I would say that the link is that young people, especially those from poor families, had to leave home early and go to serve in more affluent households to earn money. When/if they had saved enough money they could get married and start a family. While men still could go on working for others the women were expected stay at home and take care of children and what needed to be done at home.

The Swedish words _dräng_ and _piga_ meant also boy and girl, they still have that meaning in Danish and Norwegian. _Jungfru_ comes from the old German word_ juncvrouwe_ meaning young woman or maiden. (The word _jungfru_ can be used to mean virgin, but the word for virgin in Swedish is _oskuld_, which can be translated as without guilt/innocent).


----------



## arielipi

The root is sh-r-t.
Sharat is server,or janitor. Mesharet is serving in direct translation.


----------



## ThomasK

Thanks. 'Janitor' seems to be simply a narrower "interpretation" of 'servant', or isn't it? I do not see a direct link with 'servant', but it could be one of the functions of a servant.


----------



## ThomasK

AutumnOwl said:


> I would say that the link is that young people, especially those from poor families, had to leave home early and go to serve in more affluent households to earn money.
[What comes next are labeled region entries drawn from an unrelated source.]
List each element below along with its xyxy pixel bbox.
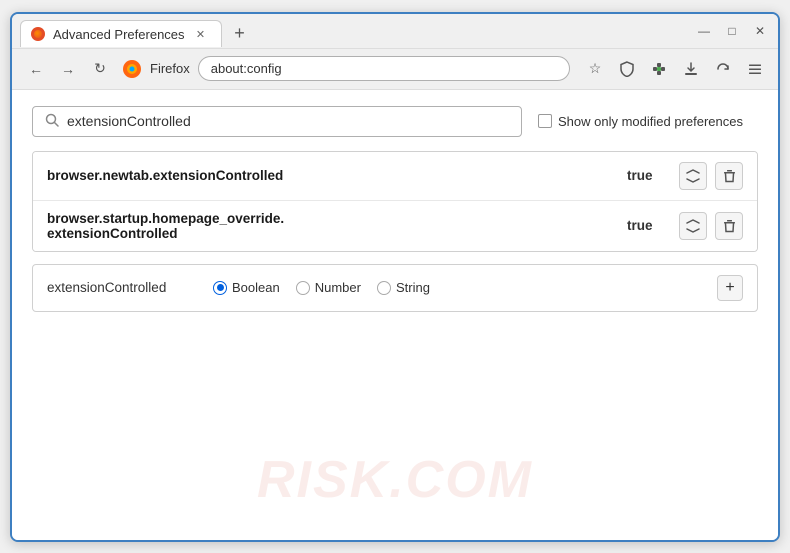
tab-title: Advanced Preferences <box>53 27 185 42</box>
pref-name-2-line1: browser.startup.homepage_override. <box>47 211 615 226</box>
address-bar[interactable]: about:config <box>198 56 570 81</box>
pref-name-2-line2: extensionControlled <box>47 226 615 241</box>
radio-number-circle <box>296 281 310 295</box>
show-modified-container: Show only modified preferences <box>538 114 743 129</box>
extension-icon[interactable] <box>646 56 672 82</box>
radio-string-label: String <box>396 280 430 295</box>
radio-string-circle <box>377 281 391 295</box>
sync-icon[interactable] <box>710 56 736 82</box>
forward-button[interactable]: → <box>54 55 82 83</box>
window-controls: — □ ✕ <box>694 21 770 47</box>
row-actions-2 <box>679 212 743 240</box>
radio-boolean-label: Boolean <box>232 280 280 295</box>
browser-name-label: Firefox <box>150 61 190 76</box>
active-tab[interactable]: Advanced Preferences ✕ <box>20 20 222 47</box>
minimize-button[interactable]: — <box>694 21 714 41</box>
delete-button-1[interactable] <box>715 162 743 190</box>
toggle-button-1[interactable] <box>679 162 707 190</box>
tab-close-button[interactable]: ✕ <box>193 26 209 42</box>
tab-favicon <box>31 27 45 41</box>
shield-icon[interactable] <box>614 56 640 82</box>
table-row[interactable]: browser.newtab.extensionControlled true <box>33 152 757 201</box>
radio-string[interactable]: String <box>377 280 430 295</box>
new-pref-name: extensionControlled <box>47 280 197 295</box>
search-container: Show only modified preferences <box>32 106 758 137</box>
maximize-button[interactable]: □ <box>722 21 742 41</box>
bookmark-icon[interactable]: ☆ <box>582 56 608 82</box>
back-button[interactable]: ← <box>22 55 50 83</box>
downloads-icon[interactable] <box>678 56 704 82</box>
radio-number-label: Number <box>315 280 361 295</box>
search-input[interactable] <box>67 113 509 129</box>
radio-boolean-circle <box>213 281 227 295</box>
search-bar[interactable] <box>32 106 522 137</box>
title-bar: Advanced Preferences ✕ + — □ ✕ <box>12 14 778 49</box>
row-actions-1 <box>679 162 743 190</box>
menu-icon[interactable] <box>742 56 768 82</box>
toggle-button-2[interactable] <box>679 212 707 240</box>
close-window-button[interactable]: ✕ <box>750 21 770 41</box>
content-area: RISK.COM Show only modified preferences <box>12 90 778 540</box>
type-radio-group: Boolean Number String <box>213 280 701 295</box>
pref-value-1: true <box>627 168 667 183</box>
reload-button[interactable]: ↻ <box>86 55 114 83</box>
show-modified-label: Show only modified preferences <box>558 114 743 129</box>
show-modified-checkbox[interactable] <box>538 114 552 128</box>
browser-window: Advanced Preferences ✕ + — □ ✕ ← → ↻ Fir… <box>10 12 780 542</box>
delete-button-2[interactable] <box>715 212 743 240</box>
radio-boolean[interactable]: Boolean <box>213 280 280 295</box>
table-row[interactable]: browser.startup.homepage_override. exten… <box>33 201 757 251</box>
pref-name-1: browser.newtab.extensionControlled <box>47 168 615 183</box>
address-text: about:config <box>211 61 282 76</box>
results-table: browser.newtab.extensionControlled true <box>32 151 758 252</box>
firefox-logo-icon <box>122 59 142 79</box>
new-tab-button[interactable]: + <box>226 20 254 48</box>
pref-value-2: true <box>627 218 667 233</box>
add-preference-button[interactable]: + <box>717 275 743 301</box>
navigation-bar: ← → ↻ Firefox about:config ☆ <box>12 49 778 90</box>
new-preference-row: extensionControlled Boolean Number Strin… <box>32 264 758 312</box>
nav-icons-group: ☆ <box>582 56 768 82</box>
search-icon <box>45 113 59 130</box>
watermark: RISK.COM <box>257 450 533 510</box>
radio-number[interactable]: Number <box>296 280 361 295</box>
When/if they had saved enough money they could get married and start a family. While men still could go on working for others the women were expected stay at home and take care of children and what needed to be done at home.
> 
> The Swedish words _dräng_ and _piga_ meant also boy and girl, they still have that meaning in Danish and Norwegian. _Jungfru_ comes from the old German word_ juncvrouwe_ meaning young woman or maiden. (The word _jungfru_ can be used to mean virgin, but the word for virgin in Swedish is _oskuld_, which can be translated as without guilt/innocent).


That might be quite right, AutumnOwl, but I keep wondering. Could it not have to do with the young being considered indebted to and therefore servants of parents, often 'ouders' (olders), the older ones? 




darush said:


> Hello Gavril,
> in Persian:
> male servant> nowkar
> female servant> kolfat


They don't have a common root, do they, Darush?


----------



## arielipi

Servant is more of natin(=under one's control), sharat is janitor as it serves the corporation.


----------



## terredepomme

In East Asian history, 奴(nu/nu/no) is a male slave, 婢(bi/hi/bi) a female slave. Collectively, they are called 奴婢(nubi/nuhi/nobi).


----------



## ThomasK

But then no distinction between servant and slave? And no reference to youth?


----------



## arielipi

Mesharet is more like servant, eved is more of slave.


----------



## darush

ThomasK said:


> That might be quite right, AutumnOwl, but I keep wondering. Could it not have to do with the young being considered indebted to and therefore servants of parents, often 'ouders' (olders), the older ones?
> 
> 
> 
> They don't have a common root, do they, Darush?


Hi Thomask
I don't know. they don't seem to have a common root.


----------